Food shelves are now mandated to stock emergency supplies of kosher and halal food, as long as it doesn't cost more than its non-kosher counterparts.
The AP has an insipid article on a new federal law that requires the USDA to make sure that food shelves in areas with large Jewish or Muslim populations have adequate supplies of kosher or halal food – as long as its base cost is no more than equivalent non-kosher or non-halal food.
This means food shelves will have tuna and salmon with standard kosher supervision, like that from the OU, but almost certainly not beef or chicken or lamb.
What makes the AP's article so weak are two things;
1. It's reporter's complete lack of understanding of food production and related costs.
2. It's reporter's and editors' complete failure to know the background of the people they interviewed.
So the AP interviewed the new CEO of the Metropolitan Council on Jewish Poverty without ever mentioning the nonprofit's previous CEO, William E. Rapfogel; its top organizational consultant and former CEO Rabbi David Cohen; another top Met Council executive; and the Met Council's hasidic insurance broker, Joseph "Yossi" Ross; stole at minimum $7 million from the New York City Jewish Community's anti-poverty arm – money that should have been used to feed or house the poor.
But even though though the guilty pleas of Rapfogel and Cohen were big news last week, the AP's reporter and its editors appear not to be aware of them – or of the entire scandal:
…The New York City-based Metropolitan Council on Jewish Poverty, which says it operates the nation’s largest kosher food pantry, expressed a desire to distribute kosher canned salmon. Agriculture officials say market research suggests the price should be comparable to non-kosher salmon already offered to the federal Emergency Food Assistance Program, and the agency expects to start deliveries in July.
The Jewish philanthropic organization, which worked with lawmakers on the farm bill provision, praised the government’s efforts but acknowledged it won’t meet every need. Chief executive David Frankel believes some items, such as canned vegetables and tuna, will be available but he doesn’t expect chicken to meet the price requirement because it’s more labor intensive.
“We recognize it would be hard to ask the government to go out and buy more expensive food,” said Frankel, who oversees a pantry that provides food packages to 15,000 households each month.…
The money Rapfogel, Cohen, Ross, etc., stole came from city, state and federal government.
Those thefts took food and shelter away from poor people.
Neither fact is mentioned in the article.
Many donors lack confidence in the Met Council and the nonprofit's ability to run its programs has been justifiably hurt as a result.
The Met Council's food distribution has been cut and the nonprofit fired five top mid-level employees early this month when it was no longer able to pay them.
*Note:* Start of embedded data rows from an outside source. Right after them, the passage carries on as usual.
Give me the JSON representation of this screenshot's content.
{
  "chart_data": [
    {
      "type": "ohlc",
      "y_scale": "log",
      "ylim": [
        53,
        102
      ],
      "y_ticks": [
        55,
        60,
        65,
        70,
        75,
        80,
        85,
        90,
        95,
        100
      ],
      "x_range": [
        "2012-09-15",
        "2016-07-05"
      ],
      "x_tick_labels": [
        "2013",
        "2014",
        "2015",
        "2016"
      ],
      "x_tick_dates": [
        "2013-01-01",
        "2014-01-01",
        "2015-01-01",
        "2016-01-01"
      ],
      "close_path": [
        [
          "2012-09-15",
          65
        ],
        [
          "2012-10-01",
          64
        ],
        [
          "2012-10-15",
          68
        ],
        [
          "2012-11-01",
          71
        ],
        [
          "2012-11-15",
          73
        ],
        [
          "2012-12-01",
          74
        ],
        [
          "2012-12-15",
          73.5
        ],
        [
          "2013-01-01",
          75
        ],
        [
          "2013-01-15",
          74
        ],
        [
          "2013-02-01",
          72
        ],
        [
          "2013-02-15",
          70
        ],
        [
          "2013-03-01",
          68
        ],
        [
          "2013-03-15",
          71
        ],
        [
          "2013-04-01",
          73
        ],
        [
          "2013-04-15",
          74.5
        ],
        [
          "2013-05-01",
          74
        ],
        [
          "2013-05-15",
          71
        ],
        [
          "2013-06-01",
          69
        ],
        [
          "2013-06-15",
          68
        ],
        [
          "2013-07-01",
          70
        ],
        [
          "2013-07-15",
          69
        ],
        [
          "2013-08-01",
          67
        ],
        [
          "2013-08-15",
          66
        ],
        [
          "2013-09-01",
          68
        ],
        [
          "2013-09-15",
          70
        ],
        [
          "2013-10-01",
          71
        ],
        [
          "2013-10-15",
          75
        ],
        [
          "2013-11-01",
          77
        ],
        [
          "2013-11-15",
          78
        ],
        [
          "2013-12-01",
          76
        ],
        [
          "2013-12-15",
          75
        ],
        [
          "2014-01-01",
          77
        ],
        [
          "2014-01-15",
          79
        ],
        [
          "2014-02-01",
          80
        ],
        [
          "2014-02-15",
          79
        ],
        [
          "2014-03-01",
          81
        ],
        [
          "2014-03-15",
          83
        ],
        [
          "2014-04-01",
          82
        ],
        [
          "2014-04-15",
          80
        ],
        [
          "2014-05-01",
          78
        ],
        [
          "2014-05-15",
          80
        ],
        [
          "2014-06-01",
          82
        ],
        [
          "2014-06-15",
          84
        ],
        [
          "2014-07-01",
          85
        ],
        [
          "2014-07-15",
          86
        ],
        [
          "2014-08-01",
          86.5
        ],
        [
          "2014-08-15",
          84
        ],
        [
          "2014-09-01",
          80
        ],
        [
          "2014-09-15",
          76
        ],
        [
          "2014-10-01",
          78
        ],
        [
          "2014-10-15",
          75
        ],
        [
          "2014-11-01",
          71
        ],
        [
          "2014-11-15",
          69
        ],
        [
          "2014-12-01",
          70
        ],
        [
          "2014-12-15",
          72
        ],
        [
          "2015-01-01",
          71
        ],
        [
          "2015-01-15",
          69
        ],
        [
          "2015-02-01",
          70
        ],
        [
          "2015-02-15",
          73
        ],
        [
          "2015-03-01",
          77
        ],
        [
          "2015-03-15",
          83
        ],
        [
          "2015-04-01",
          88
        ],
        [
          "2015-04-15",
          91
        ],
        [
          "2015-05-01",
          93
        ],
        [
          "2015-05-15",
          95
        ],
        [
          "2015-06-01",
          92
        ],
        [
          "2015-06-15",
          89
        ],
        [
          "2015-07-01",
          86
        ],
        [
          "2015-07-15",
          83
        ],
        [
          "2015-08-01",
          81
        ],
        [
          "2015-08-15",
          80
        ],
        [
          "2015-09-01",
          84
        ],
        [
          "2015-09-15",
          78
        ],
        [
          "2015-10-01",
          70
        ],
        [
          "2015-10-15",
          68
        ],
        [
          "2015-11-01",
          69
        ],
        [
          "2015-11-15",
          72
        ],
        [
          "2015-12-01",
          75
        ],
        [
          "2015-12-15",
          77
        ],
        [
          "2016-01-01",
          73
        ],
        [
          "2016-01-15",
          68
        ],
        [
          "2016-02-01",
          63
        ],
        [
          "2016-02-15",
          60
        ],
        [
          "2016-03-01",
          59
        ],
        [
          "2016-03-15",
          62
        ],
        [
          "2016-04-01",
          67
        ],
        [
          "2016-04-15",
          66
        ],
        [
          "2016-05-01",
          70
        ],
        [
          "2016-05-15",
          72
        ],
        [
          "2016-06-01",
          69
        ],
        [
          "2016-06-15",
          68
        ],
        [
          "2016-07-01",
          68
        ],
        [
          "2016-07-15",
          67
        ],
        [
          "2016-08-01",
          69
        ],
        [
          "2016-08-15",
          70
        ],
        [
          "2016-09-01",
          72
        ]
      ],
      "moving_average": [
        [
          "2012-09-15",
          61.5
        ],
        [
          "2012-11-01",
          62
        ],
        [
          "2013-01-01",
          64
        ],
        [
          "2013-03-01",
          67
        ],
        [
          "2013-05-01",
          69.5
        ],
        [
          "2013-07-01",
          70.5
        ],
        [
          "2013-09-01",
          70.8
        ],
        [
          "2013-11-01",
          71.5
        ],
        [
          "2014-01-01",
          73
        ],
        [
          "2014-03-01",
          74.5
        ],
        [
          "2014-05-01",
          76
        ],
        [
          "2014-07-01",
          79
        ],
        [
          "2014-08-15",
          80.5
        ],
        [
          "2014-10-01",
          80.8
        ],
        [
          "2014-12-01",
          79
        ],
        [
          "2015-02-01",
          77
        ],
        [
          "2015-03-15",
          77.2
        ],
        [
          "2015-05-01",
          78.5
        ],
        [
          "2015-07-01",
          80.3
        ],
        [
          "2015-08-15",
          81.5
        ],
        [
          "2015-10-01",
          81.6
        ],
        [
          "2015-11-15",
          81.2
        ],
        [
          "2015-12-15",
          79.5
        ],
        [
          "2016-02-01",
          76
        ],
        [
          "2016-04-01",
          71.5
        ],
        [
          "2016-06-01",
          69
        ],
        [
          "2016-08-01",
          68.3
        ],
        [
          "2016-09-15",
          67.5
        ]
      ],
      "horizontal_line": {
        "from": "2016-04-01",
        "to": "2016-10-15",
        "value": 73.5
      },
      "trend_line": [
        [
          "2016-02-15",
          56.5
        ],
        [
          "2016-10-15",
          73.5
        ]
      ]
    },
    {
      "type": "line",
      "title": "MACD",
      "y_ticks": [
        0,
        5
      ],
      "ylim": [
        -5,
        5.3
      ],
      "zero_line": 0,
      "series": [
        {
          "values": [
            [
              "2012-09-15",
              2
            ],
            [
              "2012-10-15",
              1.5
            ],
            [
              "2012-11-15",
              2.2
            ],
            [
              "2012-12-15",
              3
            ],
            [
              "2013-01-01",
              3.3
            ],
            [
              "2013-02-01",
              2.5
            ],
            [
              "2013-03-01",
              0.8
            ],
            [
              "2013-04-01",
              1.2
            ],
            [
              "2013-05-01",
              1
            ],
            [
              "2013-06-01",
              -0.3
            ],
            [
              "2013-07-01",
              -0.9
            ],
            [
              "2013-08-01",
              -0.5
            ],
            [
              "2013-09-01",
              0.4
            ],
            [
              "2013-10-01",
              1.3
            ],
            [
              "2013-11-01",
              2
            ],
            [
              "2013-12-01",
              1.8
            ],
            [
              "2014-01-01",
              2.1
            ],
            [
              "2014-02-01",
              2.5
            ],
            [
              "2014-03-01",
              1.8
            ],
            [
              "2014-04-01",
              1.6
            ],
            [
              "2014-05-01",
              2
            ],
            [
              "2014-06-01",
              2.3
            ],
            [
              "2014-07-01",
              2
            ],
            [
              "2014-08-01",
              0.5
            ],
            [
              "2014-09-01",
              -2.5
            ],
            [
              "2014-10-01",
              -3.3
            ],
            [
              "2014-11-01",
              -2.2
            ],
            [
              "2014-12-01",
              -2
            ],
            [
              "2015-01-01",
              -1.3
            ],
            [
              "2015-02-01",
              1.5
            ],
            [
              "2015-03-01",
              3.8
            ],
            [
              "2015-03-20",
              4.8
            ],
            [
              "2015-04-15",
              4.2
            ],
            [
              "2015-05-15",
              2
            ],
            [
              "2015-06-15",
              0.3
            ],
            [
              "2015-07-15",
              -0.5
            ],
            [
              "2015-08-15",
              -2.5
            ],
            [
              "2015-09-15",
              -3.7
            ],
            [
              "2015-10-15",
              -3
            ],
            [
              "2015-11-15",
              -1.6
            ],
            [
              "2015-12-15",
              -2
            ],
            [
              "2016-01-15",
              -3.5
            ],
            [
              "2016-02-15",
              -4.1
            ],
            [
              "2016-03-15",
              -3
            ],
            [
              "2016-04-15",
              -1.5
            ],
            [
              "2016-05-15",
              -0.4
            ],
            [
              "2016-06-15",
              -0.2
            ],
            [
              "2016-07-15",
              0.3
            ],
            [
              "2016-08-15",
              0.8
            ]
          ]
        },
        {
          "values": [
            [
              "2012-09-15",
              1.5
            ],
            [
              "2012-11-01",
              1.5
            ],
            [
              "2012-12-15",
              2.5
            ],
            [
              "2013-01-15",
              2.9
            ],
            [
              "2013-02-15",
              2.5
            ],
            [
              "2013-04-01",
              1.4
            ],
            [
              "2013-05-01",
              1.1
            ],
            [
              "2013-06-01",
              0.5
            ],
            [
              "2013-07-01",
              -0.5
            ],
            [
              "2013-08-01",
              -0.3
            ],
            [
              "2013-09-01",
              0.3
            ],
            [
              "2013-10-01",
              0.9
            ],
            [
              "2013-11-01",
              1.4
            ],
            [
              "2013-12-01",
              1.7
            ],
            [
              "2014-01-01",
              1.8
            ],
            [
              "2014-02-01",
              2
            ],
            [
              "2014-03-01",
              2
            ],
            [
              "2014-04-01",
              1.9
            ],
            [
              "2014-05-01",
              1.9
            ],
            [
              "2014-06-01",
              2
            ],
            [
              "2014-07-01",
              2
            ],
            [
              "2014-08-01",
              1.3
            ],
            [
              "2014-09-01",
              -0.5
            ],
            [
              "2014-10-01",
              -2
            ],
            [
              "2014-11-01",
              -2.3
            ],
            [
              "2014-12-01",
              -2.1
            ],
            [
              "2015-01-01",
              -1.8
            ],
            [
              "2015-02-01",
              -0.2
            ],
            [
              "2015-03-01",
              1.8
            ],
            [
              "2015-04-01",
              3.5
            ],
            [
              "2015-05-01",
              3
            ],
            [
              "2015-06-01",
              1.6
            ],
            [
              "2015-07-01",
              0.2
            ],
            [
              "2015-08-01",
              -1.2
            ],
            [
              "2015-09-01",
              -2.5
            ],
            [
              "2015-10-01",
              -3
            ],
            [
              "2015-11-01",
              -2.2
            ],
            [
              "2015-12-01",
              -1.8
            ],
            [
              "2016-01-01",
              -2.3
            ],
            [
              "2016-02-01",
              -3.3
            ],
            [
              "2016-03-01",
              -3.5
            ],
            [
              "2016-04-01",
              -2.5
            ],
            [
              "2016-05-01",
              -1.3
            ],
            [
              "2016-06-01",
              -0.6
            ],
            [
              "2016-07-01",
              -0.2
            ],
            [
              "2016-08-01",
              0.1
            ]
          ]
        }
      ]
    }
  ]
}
The AP doesn't mention that, either.
Yet the AP, when looking for a Jewish nonprofit to quote, went to the Met Council.
Why?
The Met Council was one of the organizations that asked the USDA to change the way it operates in order to make sure food shelves had kosher food.
And the AP's article is datelined Detroit. And the sad truth is that outside of New York City and to a lesser extent Chicago, Jewish communities do very little for the poor, Jewish or non-Jewish. They lack food shelves and shelters and pretty much every else poor people often need to rely on.
This doesn't mean there aren't poor Jews – there are.
What it means is that the Jewish community does a very poor job of helping them.
So the AP's reporter wouldn't have had an easy local phone number to call for a quote.
There are far better choices in New York City than the Met Council to talk to about this new law – Masbia or Bnai Raphael, to name two.
To write a story about poverty and food and to quote the Met Council without mentioning the millions of dollars its top leaders stole from the poor is inexcusable.